I am stuck with defamation but idk if that's actually defamatory in itself, as that only works if the professor or school had done due diligence that the tool is good for use, but there were already reports that it was not.

[–] experbia@kbin.social 38 points 1 year ago

do I have a case against either my institution, the professor who threw it out or OpenAI?

This all seems like such recent technology, I can not imagine this question being very answerable except via the long way: a courtroom. I suspect it would take someone trying in order to set precedent.

[–] ReallyKinda@kbin.social 10 points 1 year ago

Turnitin isn’t AI technology but I assume it has similar legal ramifications and a lot of schools require teachers to have everything go through turnitin (usually by having students submit online). It just spits out a percentage so that the prof can take a closer look. Real quotes count towards the percentage displayed. Maybe with AI you’d have a bit more of a case against the company because you might claim you trusted it to be accurate or something?

[–] FantasticFox@lemmy.world 40 points 1 year ago (1 children)

Usually you check this sort of thing before releasing it...

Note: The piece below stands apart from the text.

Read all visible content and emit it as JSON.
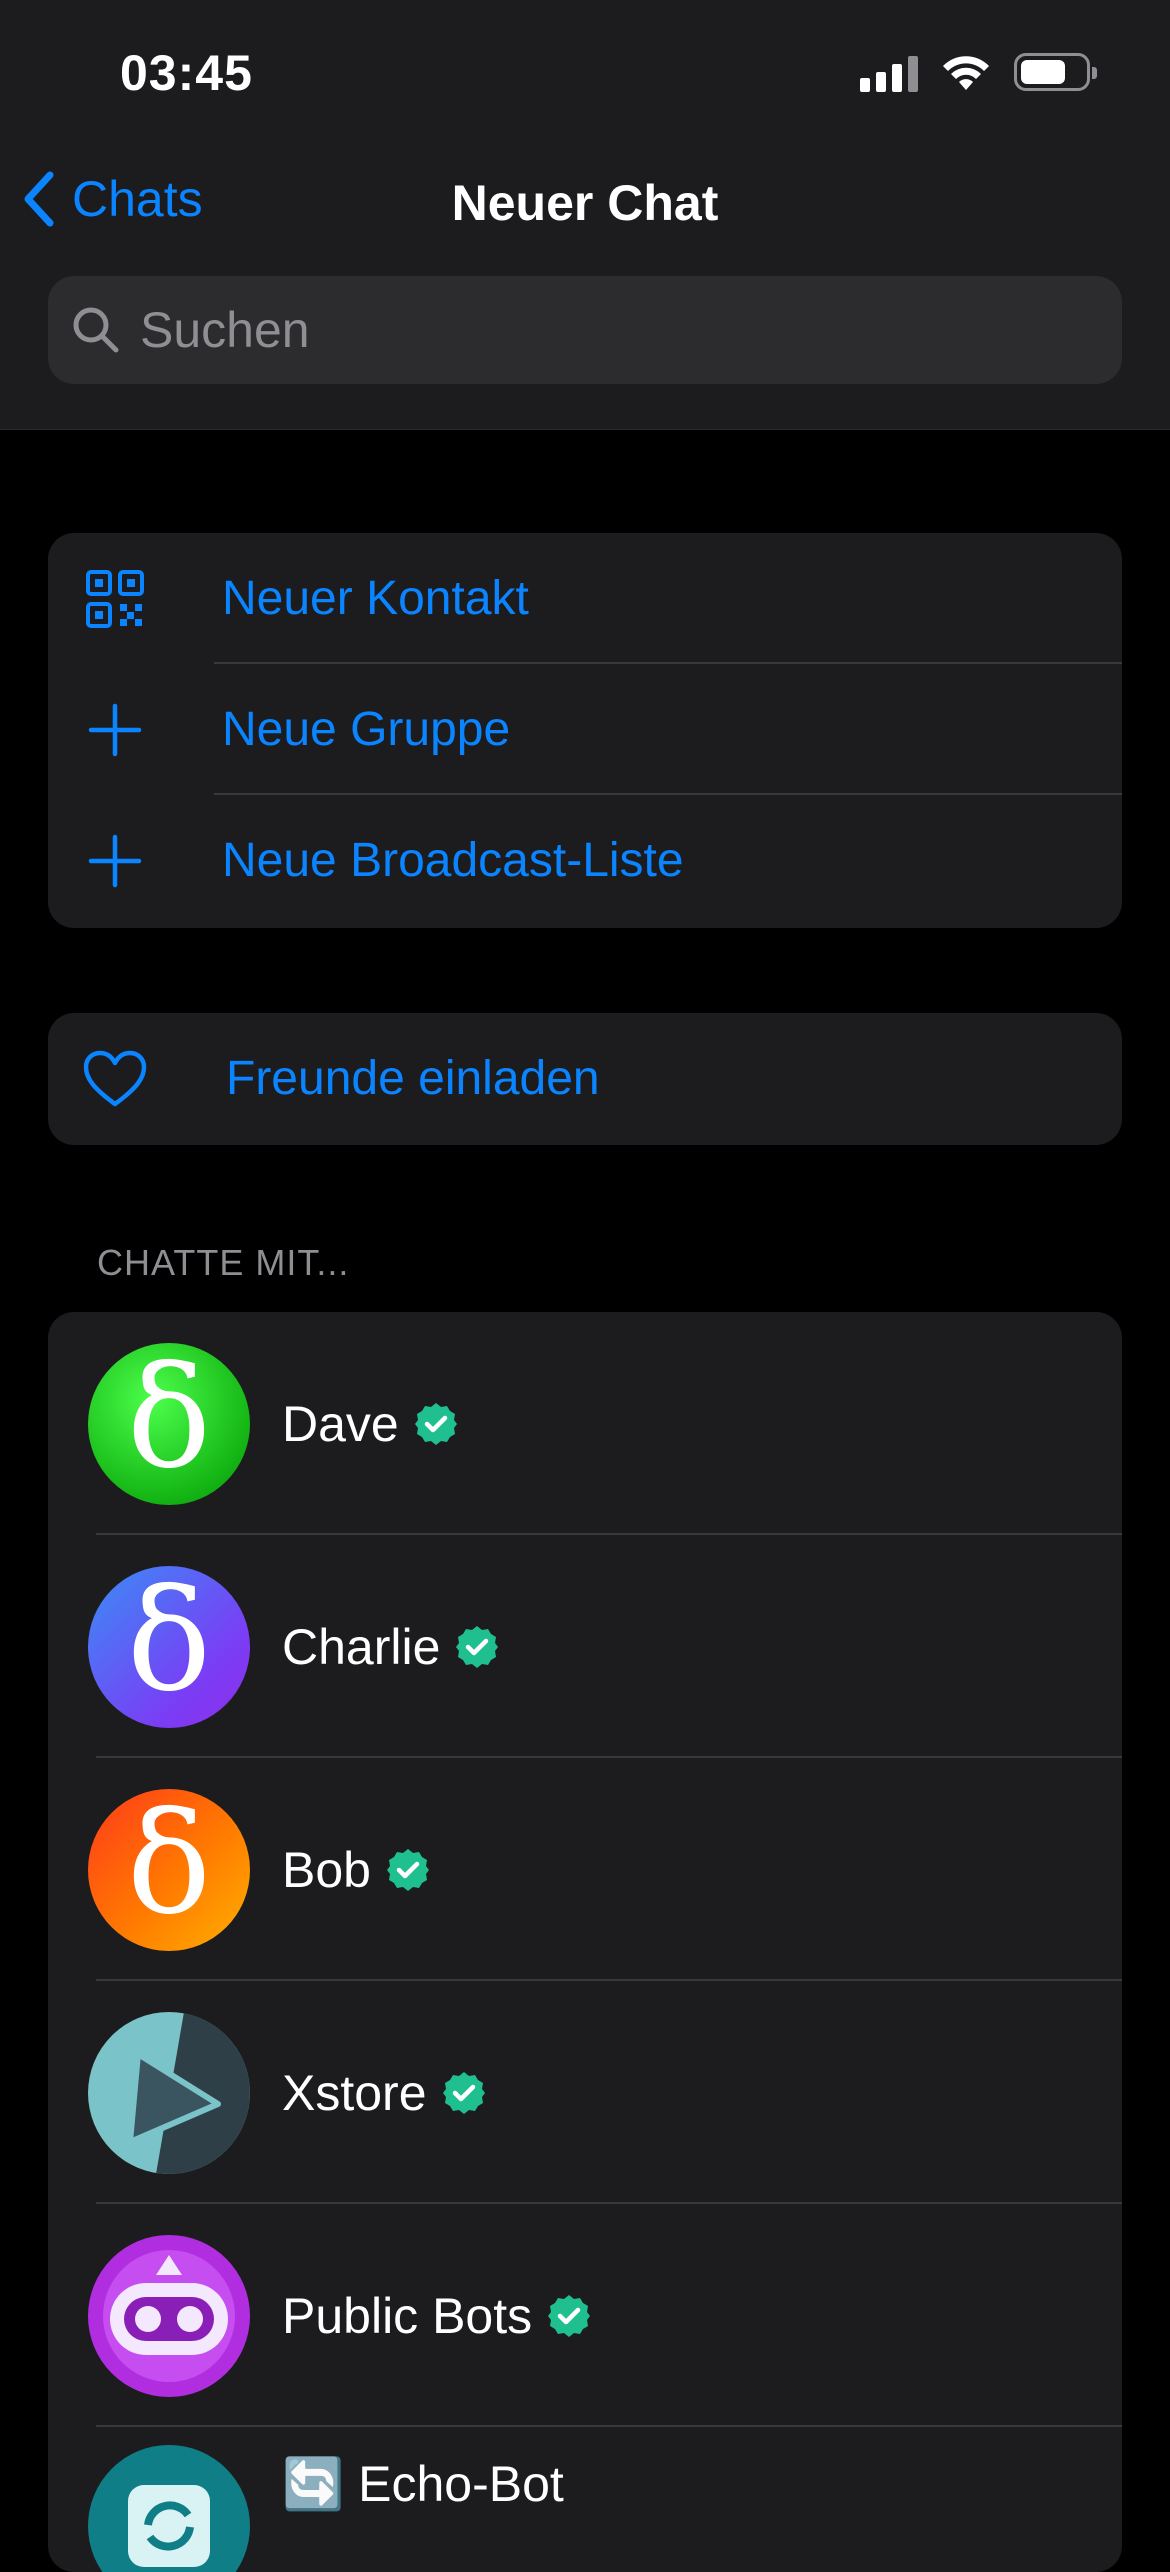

[–] Pons_Aelius@kbin.social 21 points 1 year ago

And once you release the LLM detector it becomes a training tool for LLMs and those creating them to fool the detector.

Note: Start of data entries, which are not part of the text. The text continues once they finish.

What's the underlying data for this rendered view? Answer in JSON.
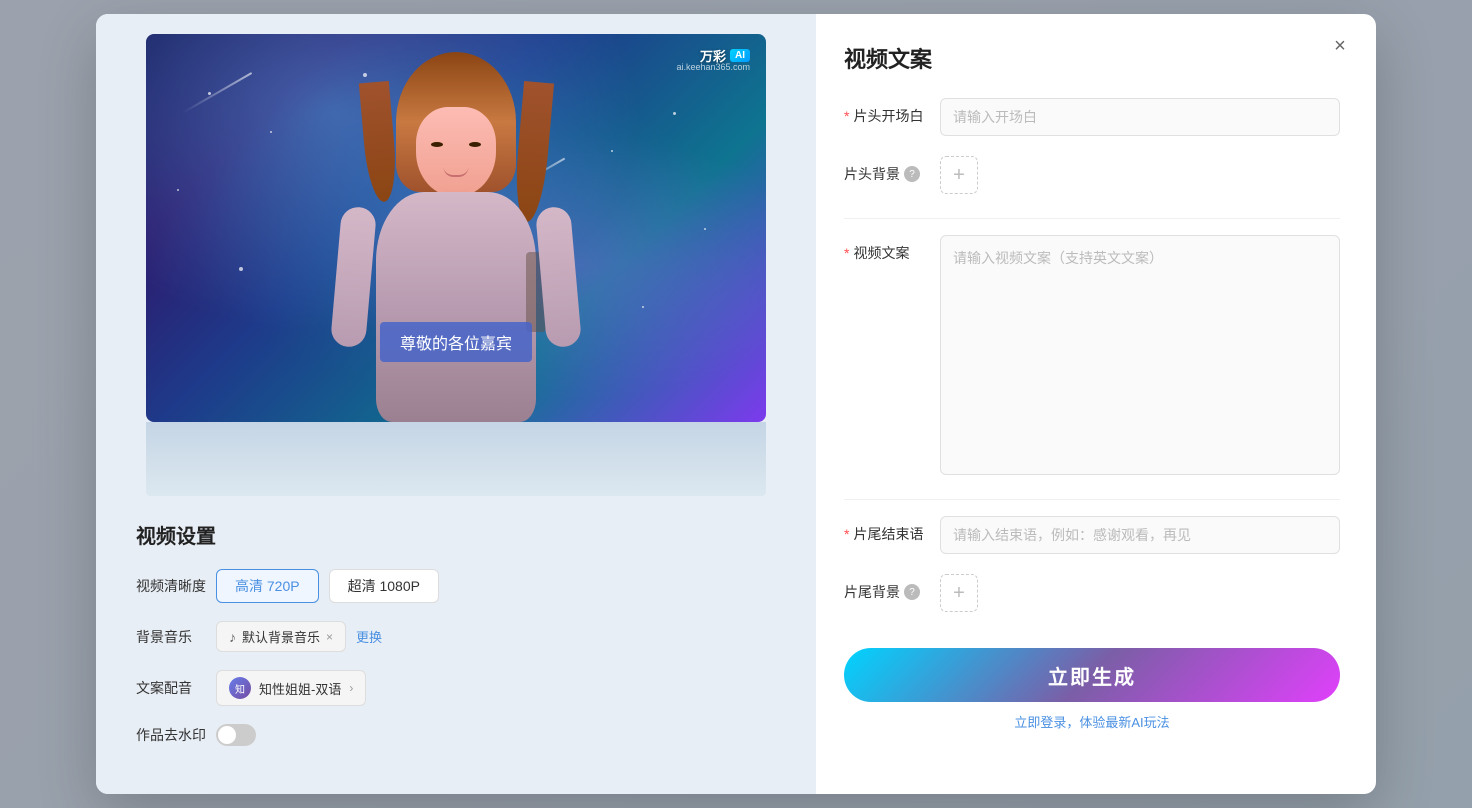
{
  "page": {
    "title": "视频文案"
  },
  "brand": {
    "name": "万彩",
    "ai_label": "AI",
    "url": "ai.keehan365.com"
  },
  "video_preview": {
    "caption": "尊敬的各位嘉宾"
  },
  "settings": {
    "title": "视频设置",
    "quality_label": "视频清晰度",
    "quality_options": [
      {
        "label": "高清 720P",
        "active": true
      },
      {
        "label": "超清 1080P",
        "active": false
      }
    ],
    "music_label": "背景音乐",
    "music_default": "默认背景音乐",
    "music_change": "更换",
    "voice_label": "文案配音",
    "voice_name": "知性姐姐-双语",
    "watermark_label": "作品去水印",
    "watermark_on": false
  },
  "form": {
    "title": "视频文案",
    "opening_label": "片头开场白",
    "opening_required": true,
    "opening_placeholder": "请输入开场白",
    "bg_start_label": "片头背景",
    "bg_start_help": true,
    "bg_start_btn": "+",
    "content_label": "视频文案",
    "content_required": true,
    "content_placeholder": "请输入视频文案（支持英文文案）",
    "ending_label": "片尾结束语",
    "ending_required": true,
    "ending_placeholder": "请输入结束语，例如：感谢观看，再见",
    "bg_end_label": "片尾背景",
    "bg_end_help": true,
    "bg_end_btn": "+",
    "generate_btn": "立即生成",
    "login_hint_text": "立即登录，体验最新AI玩法",
    "login_link_text": "立即登录"
  },
  "close_icon": "×"
}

It is like the battle between google search and SEO tactics, except at hyperspeed.

[–] nxfsi@lemmy.world 19 points 1 year ago

Because all LLM outputs read like middle school homework essays regardless of context

[–] Arotrios@kbin.social 12 points 1 year ago (1 children)

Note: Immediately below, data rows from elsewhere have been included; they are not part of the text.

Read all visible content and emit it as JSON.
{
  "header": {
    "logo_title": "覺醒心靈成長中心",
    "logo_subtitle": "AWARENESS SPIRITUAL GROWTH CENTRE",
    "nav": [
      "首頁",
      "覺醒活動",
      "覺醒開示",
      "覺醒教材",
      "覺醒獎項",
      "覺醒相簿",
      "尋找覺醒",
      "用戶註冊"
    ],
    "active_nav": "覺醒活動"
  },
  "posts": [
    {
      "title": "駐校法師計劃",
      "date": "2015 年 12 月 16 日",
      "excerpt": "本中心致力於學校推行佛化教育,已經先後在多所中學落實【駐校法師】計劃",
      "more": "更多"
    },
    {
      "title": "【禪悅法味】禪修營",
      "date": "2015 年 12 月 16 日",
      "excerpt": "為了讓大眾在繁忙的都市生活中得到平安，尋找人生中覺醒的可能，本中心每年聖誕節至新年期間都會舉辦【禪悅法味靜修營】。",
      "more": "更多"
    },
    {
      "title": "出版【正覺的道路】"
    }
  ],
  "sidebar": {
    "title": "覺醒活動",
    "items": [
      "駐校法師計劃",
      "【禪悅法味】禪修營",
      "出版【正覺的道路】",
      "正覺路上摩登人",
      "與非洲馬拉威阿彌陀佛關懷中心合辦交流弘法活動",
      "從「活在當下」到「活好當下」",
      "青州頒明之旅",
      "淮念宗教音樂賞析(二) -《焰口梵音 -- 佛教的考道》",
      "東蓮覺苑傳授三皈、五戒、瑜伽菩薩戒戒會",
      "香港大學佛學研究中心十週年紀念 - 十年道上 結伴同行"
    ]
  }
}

And an entire generation of students breathed a sigh of relief...

[–] FaceDeer@kbin.social 19 points 1 year ago

They shouldn't, their profs are now going to use whatever random crappy website comes up first when they google "AI detector."

[–] ssboomman@lemm.ee 7 points 1 year ago

Lol well that’s moderately terrifying

[–] kratoz29@lemmy.world 4 points 1 year ago (1 children)

I have only heard about this tools, but never used one for myself... Are there any other tools like this?

[–] Aurenkin@sh.itjust.works 12 points 1 year ago (1 children)

None that work from my understanding at least.

[–] danielbln@lemmy.world 2 points 1 year ago

Some work ok-ish on long texts, but none are reliable enough to not produce false positives. Might be worth using it as one bit of evidence amongst others for stuff where it really matters, like some master/PhD thesis, but definitely not for Jimmies 8th grade essay about Lincoln.

[–] DarkMFG@lemmy.world 4 points 1 year ago (1 children)

AI writing detectors are so shit. One of my written assignments was flagged as being written by AI even though at the time of writting it, programs like ChatGPT was not even popular or mainstream.

[–] sheogorath@lemmy.world 1 points 1 year ago (1 children)

Yep, I think there should be a revolution in regarding how teachers structure their assignment for their students. AI is here to stay, and the education system needs to find a way to coexist with AI. In order to survive, education system need to find a way to make AI usage like calculator usage when working with math problems.

[–] outrageousmatter@lemmy.world 1 points 1 year ago

Expect when you got teachers "Memorize all the formulas as it'll be on the test." and they don't provide the formulas even though in the real world, they just fucking look it up.